With far-right parties also gaining ground in other EU countries, it would be the first time ever Austria’s Freedom Party (FPOe) comes first in a national election.
But it is uncertain whether they would find partners allowing them to lead the Alpine nation of more than nine million people, even if they have been part of previous governments.
Headed by controversial, sharp-tongued politician Herbert Kickl since 2021, the FPOe has managed to build on voter anger and anxieties over inflation, the war in Ukraine and the Covid pandemic, with the far right blaming migration for the country’s current economic woes.
“What’s particularly important is that Austrians are once again being taken care of. (Now) everyone is being looked after except Austrian citizens,” Anna Kollenc, a 36-year-old fitness instructor, told AFP at an FPOe campaign event this month.
With slogans such as “Five good years” and “Courageously try something new”, the FPOe currently polls at 27 percent, just ahead of the ruling conservative People’s Party (OeVP) on around 25 percent.
While the FPOe has gained since the last national elections in 2019, overcoming a series of corruption scandals, the OeVP, which has been part of government since 1987 and is currently governing in coalition with the Greens, has slumped.
Kickl, 55, has been able to “collect a lot of frustrated voters who want to have a big change in Austrian politics,” political analyst Thomas Hofer said, adding the FPOe “did a good job” with its “an anti-establishment positioning”.
The party’s “black-and-white communication effort played very well in a very emotional time,” Hofer said, adding it would be an “earthquake” were the FPOe to win.
However, even if the FPOe wins the most seats, it will almost certainly need to find partners to govern.
Chancellor Karl Nehammer, 51, a former soldier who is campaigning on the promise of “stability for Austria”, has repeatedly excluded joining a government led by the radical Kickl.
President Alexander Van der Bellen has also expressed his reluctance to see Kickl lead the country.

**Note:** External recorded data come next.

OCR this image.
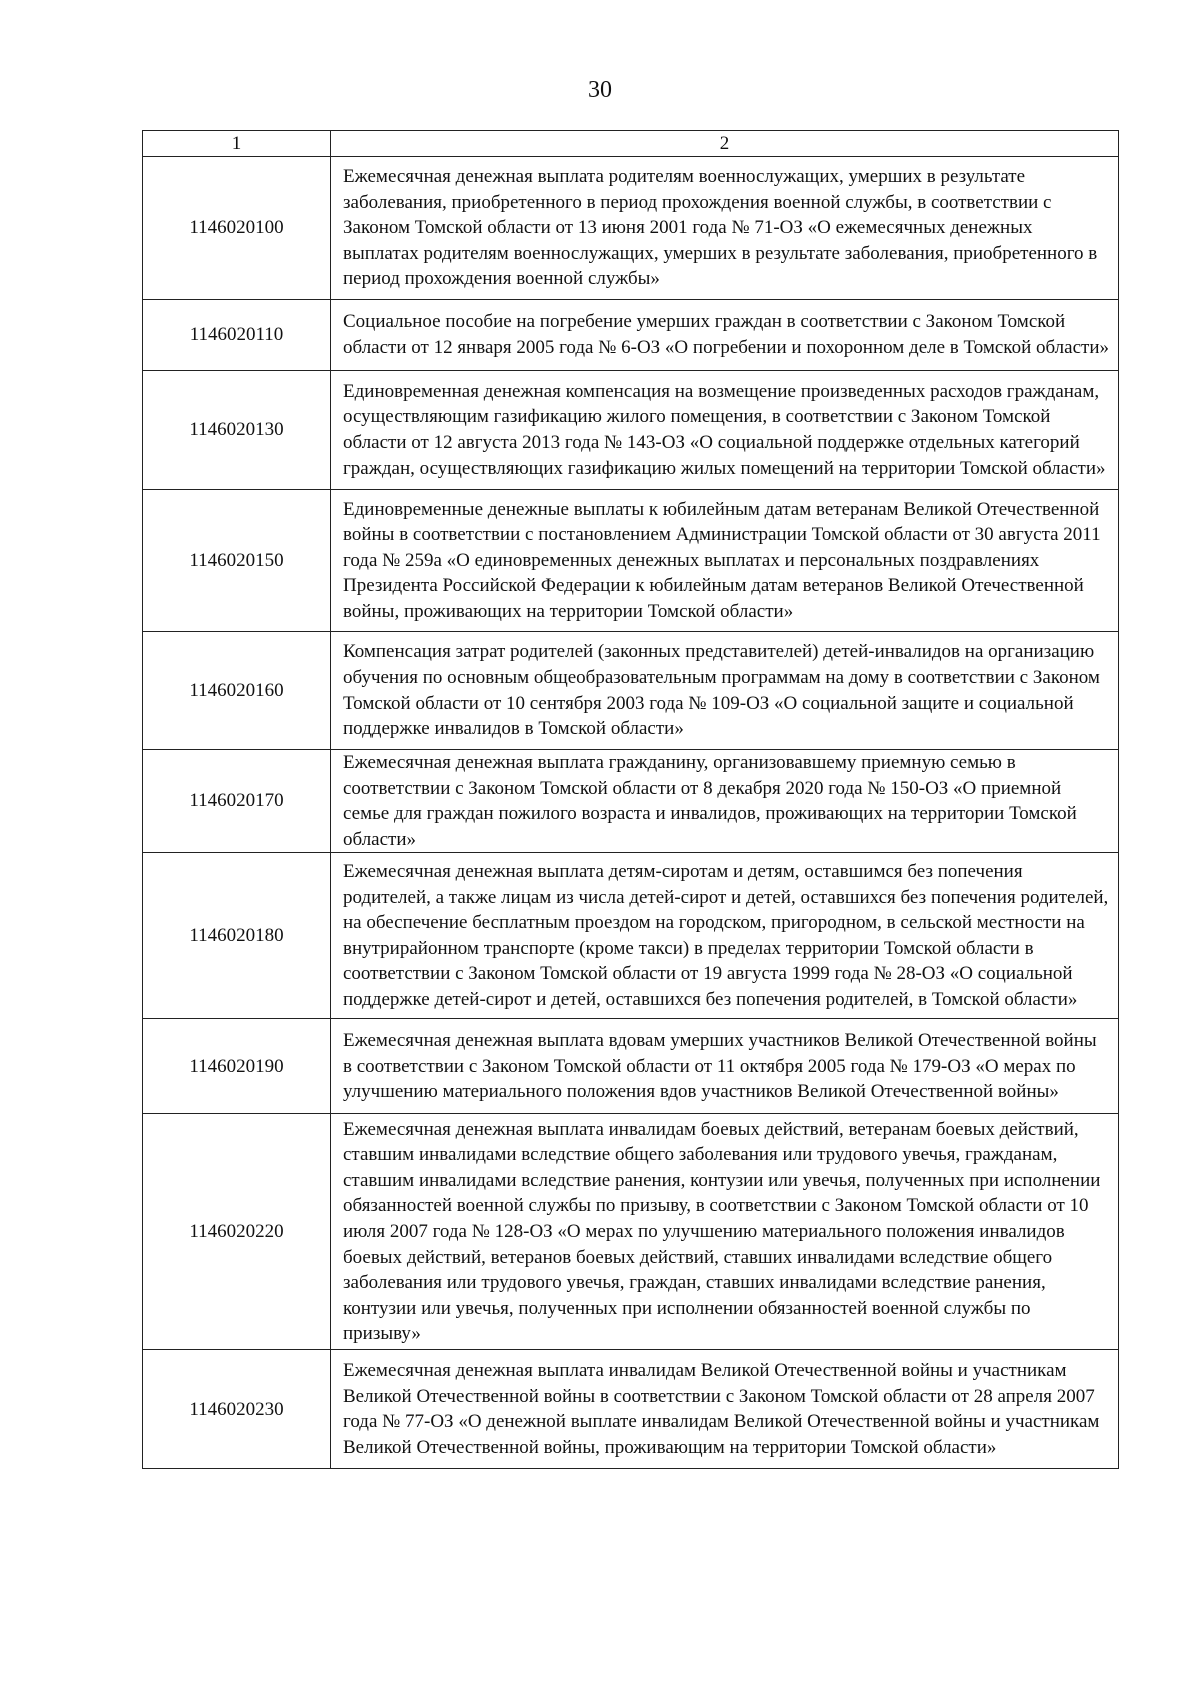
30
1	2
1146020100	Ежемесячная денежная выплата родителям военнослужащих, умерших в результате заболевания, приобретенного в период прохождения военной службы, в соответствии с Законом Томской области от 13 июня 2001 года № 71-ОЗ «О ежемесячных денежных выплатах родителям военнослужащих, умерших в результате заболевания, приобретенного в период прохождения военной службы»
1146020110	Социальное пособие на погребение умерших граждан в соответствии с Законом Томской области от 12 января 2005 года № 6-ОЗ «О погребении и похоронном деле в Томской области»
1146020130	Единовременная денежная компенсация на возмещение произведенных расходов гражданам, осуществляющим газификацию жилого помещения, в соответствии с Законом Томской области от 12 августа 2013 года № 143-ОЗ «О социальной поддержке отдельных категорий граждан, осуществляющих газификацию жилых помещений на территории Томской области»
1146020150	Единовременные денежные выплаты к юбилейным датам ветеранам Великой Отечественной войны в соответствии с постановлением Администрации Томской области от 30 августа 2011 года № 259а «О единовременных денежных выплатах и персональных поздравлениях Президента Российской Федерации к юбилейным датам ветеранов Великой Отечественной войны, проживающих на территории Томской области»
1146020160	Компенсация затрат родителей (законных представителей) детей-инвалидов на организацию обучения по основным общеобразовательным программам на дому в соответствии с Законом Томской области от 10 сентября 2003 года № 109-ОЗ «О социальной защите и социальной поддержке инвалидов в Томской области»
1146020170	Ежемесячная денежная выплата гражданину, организовавшему приемную семью в соответствии с Законом Томской области от 8 декабря 2020 года № 150-ОЗ «О приемной семье для граждан пожилого возраста и инвалидов, проживающих на территории Томской области»
1146020180	Ежемесячная денежная выплата детям-сиротам и детям, оставшимся без попечения родителей, а также лицам из числа детей-сирот и детей, оставшихся без попечения родителей, на обеспечение бесплатным проездом на городском, пригородном, в сельской местности на внутрирайонном транспорте (кроме такси) в пределах территории Томской области в соответствии с Законом Томской области от 19 августа 1999 года № 28-ОЗ «О социальной поддержке детей-сирот и детей, оставшихся без попечения родителей, в Томской области»
1146020190	Ежемесячная денежная выплата вдовам умерших участников Великой Отечественной войны в соответствии с Законом Томской области от 11 октября 2005 года № 179-ОЗ «О мерах по улучшению материального положения вдов участников Великой Отечественной войны»
1146020220	Ежемесячная денежная выплата инвалидам боевых действий, ветеранам боевых действий, ставшим инвалидами вследствие общего заболевания или трудового увечья, гражданам, ставшим инвалидами вследствие ранения, контузии или увечья, полученных при исполнении обязанностей военной службы по призыву, в соответствии с Законом Томской области от 10 июля 2007 года № 128-ОЗ «О мерах по улучшению материального положения инвалидов боевых действий, ветеранов боевых действий, ставших инвалидами вследствие общего заболевания или трудового увечья, граждан, ставших инвалидами вследствие ранения, контузии или увечья, полученных при исполнении обязанностей военной службы по призыву»
1146020230	Ежемесячная денежная выплата инвалидам Великой Отечественной войны и участникам Великой Отечественной войны в соответствии с Законом Томской области от 28 апреля 2007 года № 77-ОЗ «О денежной выплате инвалидам Великой Отечественной войны и участникам Великой Отечественной войны, проживающим на территории Томской области»
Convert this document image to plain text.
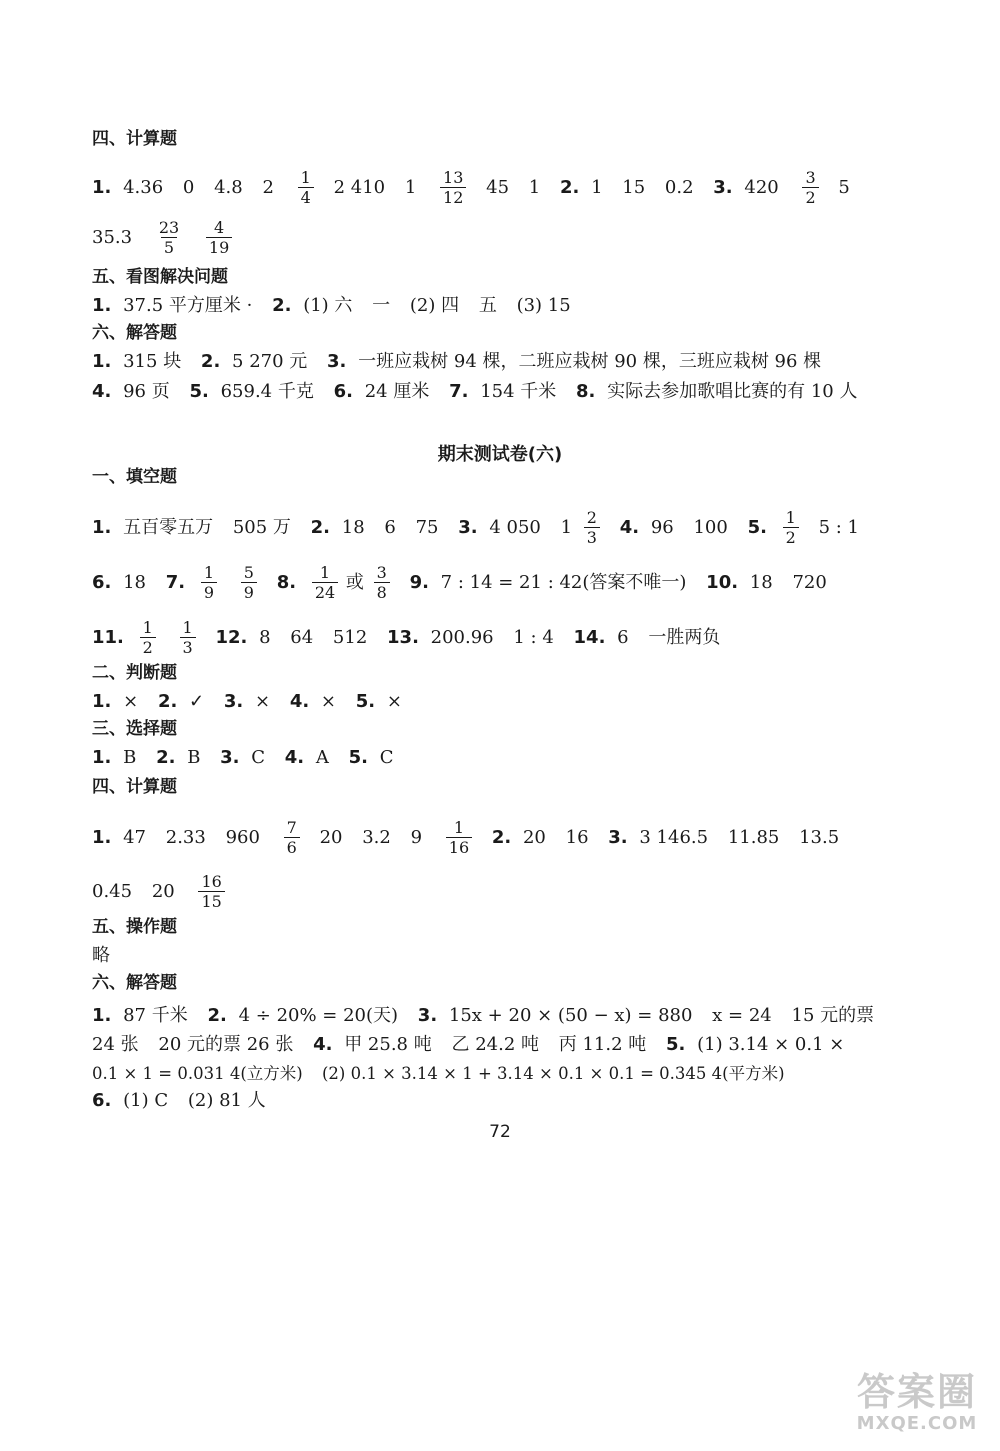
四、计算题
1. 4.36 0 4.8 $2 \frac{1}{4} 2$ 410 $1 \frac{13}{12} 45$ 1 2. 1 15 0.2 3. $420 \frac{3}{2} 5$
$35.3 \frac{23}{5}$
$\frac{4}{19}$
五、看图解决问题
1. 37.5 平方厘米 · 2. (1) 六 一 (2) 四 五 (3) 15
六、解答题
1. 315 块 2. 5 270 元 3. 一班应栽树 94 棵，二班应栽树 90 棵，三班应栽树 96 棵
4. 96 页 5. 659.4 千克 6. 24 厘米 7. 154 千米 8. 实际去参加歌唱比赛的有 10 人
期末测试卷(六)
一、填空题
1. 五百零五万 505 万 2. 18 6 75 3. 4 050 $1 \frac{2}{3} 4$. 96 100 5. $\frac{1}{2} 5$ : 1
6. 18 7. $\frac{1}{9}$
$\frac{5}{9} 8$. $\frac{1}{24}$ 或 $\frac{3}{8} 9$. 7 : 14 = 21 : 42(答案不唯一) 10. 18 720
11. $\frac{1}{2}$
$\frac{1}{3} 12$. 8 64 512 13. 200.96 1 : 4 14. 6 一胜两负
二、判断题
1. × 2. ✓ 3. × 4. × 5. ×
三、选择题
1. B 2. B 3. C 4. A 5. C
四、计算题
1. 47 2.33 $960 \frac{7}{6} 20$ 3.2 $9 \frac{1}{16} 2$. 20 16 3. 3 146.5 11.85 13.5
0.45 $20 \frac{16}{15}$
五、操作题
略
六、解答题
1. 87 千米 2. 4 ÷ 20% = 20(天) 3. 15x + 20 × (50 − x) = 880 x = 24 15 元的票
24 张 20 元的票 26 张 4. 甲 25.8 吨 乙 24.2 吨 丙 11.2 吨 5. (1) 3.14 × 0.1 ×
0.1 × 1 = 0.031 4(立方米) (2) 0.1 × 3.14 × 1 + 3.14 × 0.1 × 0.1 = 0.345 4(平方米)
6. (1) C (2) 81 人
72
答案圈
MXQE.COM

Thwarting a Kickl chancellorship could be a three-party coalition — another first for Austria — headed by the OeVP, together with the Social Democrats who are polling at just above 20 percent and a third party, probably the liberal NEOS.
But as the economy is struggling, Hofer predicts an “uphill battle” for such a coalition which might even strengthen Kickl, who could further “foster his anti-establishment message” by arguing that he won but was denied the chancellorship.